Try a different but similar video file. I’ve seen inconsistent behavior when trying to transcode 4k videos. I’m not 100% sure, but it seems that video files with “forced” PGS subtitles contribute to the problem. Since many clients (i.e., Apple TV) don’t support this native Blu-Ray format, they need to get the subtitles ‘burned’ into the video… so when this happens, we are happily using hardware assisted encoding, but after that the subtitles still need to be burned and that appears to be a single threaded operation (bound to a single CPU core). At least that’s what I saw when I poked at this a few weeks ago (but gave up and moved on to other stuff). My test case was a Blu-Ray 4k rip of Black Panther, which does have forced PGS subtitles… but a different 4k rip (without forced PGS) seemed to play fine…

I’ve purchased myself a RTX2060 to use the improved NVENC/DEC on these cards. Could’ve opted for a P2000, but figured I’d see if I’d get the hack for extra transcodes working and have a better quality stream. However. I’m running into some problems what settings to setup for my LXC container.

The next is from the following guide: PMS installation guide when using a Proxmox 5.1 LXC container

If I run ls -l /dev/dri my output is:

crw-rw---- 1 root video 226, 0 Mar 17 14:10 card0
crw-rw---- 1 root video 226, 1 Mar 17 14:10 card1
crw-rw---- 1 root video 226, 128 Mar 17 14:10 renderD128

I’m not sure what settings to put in my lxc .conf file. My server has one VGA output controlled by a matrox card. Isn’t that one of the cards I’m seeing above? Which I wouldn’t want to passthrough to my lxc container. Also. the lines you use:

lxc.mount.entry: /dev/nvidia0 dev/nvidia0 none bind,optional,create=file
lxc.mount.entry: /dev/nvidiactl dev/nvidiactl none bind,optional,create=file
lxc.mount.entry: /dev/nvidia-uvm dev/nvidia-uvm none bind,optional,create=file
lxc.mount.entry: /dev/nvidia-uvm-tools dev/nvidia-uvm-tools none bind,optional,create=file

Aren’t mentioned in the guide. Should I use these as well. Or are these specific for your usecase? Thanks for anyone that could give me some insight!

1 Like

My server looks the same (gigabyte pesh2 board), but I am running plex on bare metal proxmox and it just works.

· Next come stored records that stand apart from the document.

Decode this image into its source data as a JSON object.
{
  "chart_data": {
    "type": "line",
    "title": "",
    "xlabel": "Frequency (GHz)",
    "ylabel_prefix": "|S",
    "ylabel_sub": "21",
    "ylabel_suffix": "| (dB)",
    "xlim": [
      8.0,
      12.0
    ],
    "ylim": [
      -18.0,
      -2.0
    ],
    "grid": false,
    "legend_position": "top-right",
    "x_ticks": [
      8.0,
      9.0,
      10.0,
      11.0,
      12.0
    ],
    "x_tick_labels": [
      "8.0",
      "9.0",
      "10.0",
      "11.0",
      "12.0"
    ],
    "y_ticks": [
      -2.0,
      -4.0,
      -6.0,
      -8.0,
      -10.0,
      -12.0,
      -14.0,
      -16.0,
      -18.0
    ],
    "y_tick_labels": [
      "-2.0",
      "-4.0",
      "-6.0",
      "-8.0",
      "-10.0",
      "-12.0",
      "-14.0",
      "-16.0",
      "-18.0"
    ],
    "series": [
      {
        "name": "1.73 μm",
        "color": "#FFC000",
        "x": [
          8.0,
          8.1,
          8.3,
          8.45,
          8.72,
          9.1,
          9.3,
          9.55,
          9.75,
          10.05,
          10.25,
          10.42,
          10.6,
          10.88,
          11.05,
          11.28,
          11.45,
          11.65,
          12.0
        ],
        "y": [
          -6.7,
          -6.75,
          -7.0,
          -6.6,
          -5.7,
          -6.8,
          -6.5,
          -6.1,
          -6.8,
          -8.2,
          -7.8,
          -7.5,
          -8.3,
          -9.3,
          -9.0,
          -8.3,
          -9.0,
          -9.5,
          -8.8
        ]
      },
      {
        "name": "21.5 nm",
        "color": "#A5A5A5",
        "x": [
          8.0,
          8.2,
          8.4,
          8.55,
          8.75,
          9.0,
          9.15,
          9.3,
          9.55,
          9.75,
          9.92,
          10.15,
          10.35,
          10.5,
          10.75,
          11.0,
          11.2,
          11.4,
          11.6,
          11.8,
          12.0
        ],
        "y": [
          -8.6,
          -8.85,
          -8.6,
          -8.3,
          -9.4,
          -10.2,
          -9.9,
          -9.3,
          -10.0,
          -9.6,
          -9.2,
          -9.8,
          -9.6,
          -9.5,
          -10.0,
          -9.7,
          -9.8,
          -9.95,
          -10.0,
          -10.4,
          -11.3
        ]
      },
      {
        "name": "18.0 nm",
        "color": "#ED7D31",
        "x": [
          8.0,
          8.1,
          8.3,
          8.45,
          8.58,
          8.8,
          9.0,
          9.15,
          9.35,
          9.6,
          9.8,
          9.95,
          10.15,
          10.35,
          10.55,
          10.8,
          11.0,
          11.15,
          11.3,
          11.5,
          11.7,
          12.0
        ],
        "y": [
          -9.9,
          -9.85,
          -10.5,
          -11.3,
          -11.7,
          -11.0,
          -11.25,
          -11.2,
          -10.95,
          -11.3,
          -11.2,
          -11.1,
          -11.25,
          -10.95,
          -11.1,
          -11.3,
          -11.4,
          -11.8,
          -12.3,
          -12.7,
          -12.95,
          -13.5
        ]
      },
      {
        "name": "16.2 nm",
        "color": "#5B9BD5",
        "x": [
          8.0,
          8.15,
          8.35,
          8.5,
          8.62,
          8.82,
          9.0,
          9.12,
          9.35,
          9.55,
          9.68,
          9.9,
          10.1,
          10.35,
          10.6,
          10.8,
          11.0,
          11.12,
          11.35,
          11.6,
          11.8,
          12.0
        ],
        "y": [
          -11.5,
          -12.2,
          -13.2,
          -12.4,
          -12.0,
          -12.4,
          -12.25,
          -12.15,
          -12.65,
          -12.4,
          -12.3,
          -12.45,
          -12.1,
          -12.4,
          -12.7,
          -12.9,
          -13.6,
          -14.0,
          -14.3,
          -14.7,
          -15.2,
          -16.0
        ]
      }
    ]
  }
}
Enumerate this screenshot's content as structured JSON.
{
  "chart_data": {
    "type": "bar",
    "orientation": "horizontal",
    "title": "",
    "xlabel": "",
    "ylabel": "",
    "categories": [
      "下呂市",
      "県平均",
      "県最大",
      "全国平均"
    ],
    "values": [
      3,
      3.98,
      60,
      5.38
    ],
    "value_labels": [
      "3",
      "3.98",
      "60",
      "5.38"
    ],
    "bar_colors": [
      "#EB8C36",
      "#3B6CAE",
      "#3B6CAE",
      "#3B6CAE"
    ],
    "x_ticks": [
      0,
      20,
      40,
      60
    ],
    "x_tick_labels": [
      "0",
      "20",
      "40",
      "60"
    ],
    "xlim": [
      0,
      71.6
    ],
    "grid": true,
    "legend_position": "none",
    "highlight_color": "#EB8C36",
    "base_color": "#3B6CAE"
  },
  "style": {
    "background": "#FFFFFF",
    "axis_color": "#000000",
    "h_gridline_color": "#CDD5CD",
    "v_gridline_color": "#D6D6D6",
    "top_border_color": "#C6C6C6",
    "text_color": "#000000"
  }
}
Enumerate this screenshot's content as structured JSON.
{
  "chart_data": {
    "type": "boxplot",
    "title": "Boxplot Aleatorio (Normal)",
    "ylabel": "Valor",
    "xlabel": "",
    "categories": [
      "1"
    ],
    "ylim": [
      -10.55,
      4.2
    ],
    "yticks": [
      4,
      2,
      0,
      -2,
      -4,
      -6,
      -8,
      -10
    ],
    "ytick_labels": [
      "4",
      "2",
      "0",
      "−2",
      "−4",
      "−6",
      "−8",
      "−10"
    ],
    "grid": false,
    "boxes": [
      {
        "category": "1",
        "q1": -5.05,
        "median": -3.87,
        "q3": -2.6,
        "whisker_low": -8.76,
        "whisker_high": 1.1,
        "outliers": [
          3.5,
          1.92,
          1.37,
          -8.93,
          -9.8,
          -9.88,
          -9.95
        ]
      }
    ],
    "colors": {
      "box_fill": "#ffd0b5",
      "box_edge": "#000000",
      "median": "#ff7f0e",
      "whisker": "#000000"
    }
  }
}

I’d simply suggest start with card 0, if that doesn’t work switch to card1.

lxc.cgroup.devices.allow = c 226:0 rwm <<<< card0, change to 226,1 for card1
lxc.cgroup.devices.allow = c 226:128 rwm <<<<< render128

further, I’d recommend getting everything (encoding) working before messing with driver hacks and transcoder hacks. (ie don’t complicate things until they actually work in a stock configuration)